In 1947 Qamaruddin and his family packed up to go to Karachi. Whether they made it safely is not known, but a rusted broken lamp on a gali wall keeps the old lamplighter’s memory alive ~ and of his successor, Lachhoo Sindhi.
His counterpart was Boondan, the lantern seller, who used to appear in the streets of Delhi at dusk. He walked with a slow, swinging gait, making the dozen-odd lanterns hanging on his shoulder flicker merrily. The urchins heralded his approach with shouts of “Batiyonwala Budha aa gaya”.

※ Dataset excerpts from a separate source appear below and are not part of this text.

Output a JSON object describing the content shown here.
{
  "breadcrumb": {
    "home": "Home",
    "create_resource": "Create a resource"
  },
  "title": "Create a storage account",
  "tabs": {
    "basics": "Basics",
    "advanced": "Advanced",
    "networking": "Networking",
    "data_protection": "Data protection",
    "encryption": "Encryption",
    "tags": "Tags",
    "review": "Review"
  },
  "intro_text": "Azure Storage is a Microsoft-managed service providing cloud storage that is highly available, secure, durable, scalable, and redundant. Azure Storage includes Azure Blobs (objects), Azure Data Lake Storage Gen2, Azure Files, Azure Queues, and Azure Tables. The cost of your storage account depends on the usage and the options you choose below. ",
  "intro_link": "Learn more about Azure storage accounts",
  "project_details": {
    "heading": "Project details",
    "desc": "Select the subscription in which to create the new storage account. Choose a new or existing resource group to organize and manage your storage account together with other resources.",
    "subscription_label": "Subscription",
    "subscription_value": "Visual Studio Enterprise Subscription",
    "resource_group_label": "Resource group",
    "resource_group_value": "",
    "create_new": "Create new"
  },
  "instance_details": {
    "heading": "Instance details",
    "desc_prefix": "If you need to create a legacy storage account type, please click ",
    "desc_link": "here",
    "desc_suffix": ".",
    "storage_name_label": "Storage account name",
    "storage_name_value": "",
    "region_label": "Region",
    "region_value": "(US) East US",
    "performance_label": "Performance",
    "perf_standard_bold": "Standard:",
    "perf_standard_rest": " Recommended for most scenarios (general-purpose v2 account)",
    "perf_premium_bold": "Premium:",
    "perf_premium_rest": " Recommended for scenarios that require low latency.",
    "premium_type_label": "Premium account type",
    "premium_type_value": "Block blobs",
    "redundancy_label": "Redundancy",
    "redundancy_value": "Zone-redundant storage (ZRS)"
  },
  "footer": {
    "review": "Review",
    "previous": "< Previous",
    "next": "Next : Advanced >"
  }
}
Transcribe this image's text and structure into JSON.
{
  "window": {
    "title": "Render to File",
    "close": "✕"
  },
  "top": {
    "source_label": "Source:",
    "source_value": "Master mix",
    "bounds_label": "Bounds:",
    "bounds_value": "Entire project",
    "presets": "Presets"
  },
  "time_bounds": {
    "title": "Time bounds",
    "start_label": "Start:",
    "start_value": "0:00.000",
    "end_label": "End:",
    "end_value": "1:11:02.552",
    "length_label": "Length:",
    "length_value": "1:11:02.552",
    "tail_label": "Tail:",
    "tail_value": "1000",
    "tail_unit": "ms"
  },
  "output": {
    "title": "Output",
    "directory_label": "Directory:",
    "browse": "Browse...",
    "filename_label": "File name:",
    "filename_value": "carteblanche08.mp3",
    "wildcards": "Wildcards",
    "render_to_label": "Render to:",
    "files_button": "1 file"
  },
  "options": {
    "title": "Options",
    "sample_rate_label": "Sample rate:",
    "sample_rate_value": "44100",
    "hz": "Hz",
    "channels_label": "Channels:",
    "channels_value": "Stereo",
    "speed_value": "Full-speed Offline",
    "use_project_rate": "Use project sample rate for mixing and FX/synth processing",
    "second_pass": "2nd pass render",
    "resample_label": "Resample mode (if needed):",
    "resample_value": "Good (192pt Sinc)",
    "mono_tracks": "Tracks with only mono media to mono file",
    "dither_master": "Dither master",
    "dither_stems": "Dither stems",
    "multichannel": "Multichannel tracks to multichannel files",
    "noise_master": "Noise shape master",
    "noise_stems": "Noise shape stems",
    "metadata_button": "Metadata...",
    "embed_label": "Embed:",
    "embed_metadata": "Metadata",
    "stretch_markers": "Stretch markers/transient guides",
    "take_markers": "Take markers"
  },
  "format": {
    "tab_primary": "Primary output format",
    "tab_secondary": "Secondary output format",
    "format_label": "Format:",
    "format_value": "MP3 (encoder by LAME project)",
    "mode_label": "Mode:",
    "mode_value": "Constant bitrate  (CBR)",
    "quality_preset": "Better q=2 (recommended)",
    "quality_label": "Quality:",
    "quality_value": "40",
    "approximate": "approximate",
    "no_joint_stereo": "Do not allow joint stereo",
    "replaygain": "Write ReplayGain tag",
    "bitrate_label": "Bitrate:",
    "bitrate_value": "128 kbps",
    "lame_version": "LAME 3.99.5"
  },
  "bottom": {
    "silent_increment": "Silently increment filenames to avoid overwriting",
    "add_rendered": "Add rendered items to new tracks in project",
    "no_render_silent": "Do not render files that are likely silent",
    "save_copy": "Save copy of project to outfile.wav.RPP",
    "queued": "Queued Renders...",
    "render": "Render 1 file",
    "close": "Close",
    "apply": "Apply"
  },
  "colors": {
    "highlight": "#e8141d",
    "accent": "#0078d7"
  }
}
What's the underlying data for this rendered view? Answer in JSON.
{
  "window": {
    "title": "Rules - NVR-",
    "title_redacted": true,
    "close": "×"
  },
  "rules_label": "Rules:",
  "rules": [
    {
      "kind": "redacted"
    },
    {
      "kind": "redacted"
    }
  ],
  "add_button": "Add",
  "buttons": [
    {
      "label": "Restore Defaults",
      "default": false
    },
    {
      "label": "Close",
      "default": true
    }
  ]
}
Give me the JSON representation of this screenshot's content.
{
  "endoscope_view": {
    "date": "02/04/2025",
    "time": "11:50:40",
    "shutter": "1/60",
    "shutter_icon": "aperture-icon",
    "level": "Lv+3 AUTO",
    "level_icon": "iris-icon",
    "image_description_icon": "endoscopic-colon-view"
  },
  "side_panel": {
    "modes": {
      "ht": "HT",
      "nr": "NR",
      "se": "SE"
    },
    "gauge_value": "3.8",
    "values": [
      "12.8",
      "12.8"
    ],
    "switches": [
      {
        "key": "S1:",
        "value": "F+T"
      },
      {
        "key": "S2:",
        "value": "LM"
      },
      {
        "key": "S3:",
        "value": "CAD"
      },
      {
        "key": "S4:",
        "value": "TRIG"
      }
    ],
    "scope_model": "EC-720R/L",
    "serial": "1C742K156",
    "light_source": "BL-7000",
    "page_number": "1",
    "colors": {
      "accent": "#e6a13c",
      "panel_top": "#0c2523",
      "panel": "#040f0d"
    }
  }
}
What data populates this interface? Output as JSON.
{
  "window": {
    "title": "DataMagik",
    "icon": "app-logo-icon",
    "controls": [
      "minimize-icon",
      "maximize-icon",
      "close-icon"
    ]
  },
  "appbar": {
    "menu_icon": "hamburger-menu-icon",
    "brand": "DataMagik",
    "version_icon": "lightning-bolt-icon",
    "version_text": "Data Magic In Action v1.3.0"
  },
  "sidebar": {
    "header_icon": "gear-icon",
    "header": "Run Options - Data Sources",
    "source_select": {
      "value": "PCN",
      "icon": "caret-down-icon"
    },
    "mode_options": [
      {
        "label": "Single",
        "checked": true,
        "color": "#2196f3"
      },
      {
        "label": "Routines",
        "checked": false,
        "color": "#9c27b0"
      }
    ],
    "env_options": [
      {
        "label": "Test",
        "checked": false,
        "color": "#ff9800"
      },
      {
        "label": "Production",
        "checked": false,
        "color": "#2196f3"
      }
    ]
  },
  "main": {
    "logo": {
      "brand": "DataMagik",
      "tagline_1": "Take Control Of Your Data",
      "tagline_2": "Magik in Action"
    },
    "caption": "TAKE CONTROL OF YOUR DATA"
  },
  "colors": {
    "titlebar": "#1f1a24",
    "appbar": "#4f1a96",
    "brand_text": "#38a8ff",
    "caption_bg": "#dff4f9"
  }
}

And they had reason to be glad for the bearded old man brought the warm glow of lights to ill-lit gullies, where the wicker lamp was very much in use. Kids of convent schools thought he was Wee Willie Winkie gone old after years of making his eerie rounds.
In the day Boondan collected discarded lanterns, mended and polished them. And when the evening star shone high in the sky he was out on his beat. He walked from house to house, crying, “Lalten laylo!” and patiently waited for the housewife’s response.
He used to ply the second-hand trade with relish after retiring as a street lamplighter. Selling a lantern here or releasing a wick there, moved about in the alleys, finally getting lost until the next evening. That was years ago.
Boondan is long dead and nearly all the houses, even in the dimmest of gullies, have electricity now. But frequest power-cuts keep the trade in lanterns going. The seller now is a younger man who prefers to sit near a kerosence oil dealer.
He is a factory hand, who tries to make some extra money in his free time and buyers are not wanting . However one has to be choosey with old lanterns for they might leak or just fail to stay alight.
The dealer in old lamps is called a kabari now ~ a junk buyer for sure, because the art of turning old lamps to “new” ones is fast vanishing, as is the story of Aladin and his Magic Lamp.
But when the evening star is up the children of yesteryear miss Boondan’s flickering lanterns at Chowk Matia Mahal. You may light a candle or curse the darkness but the old man is still remembered whenever there is a power failure.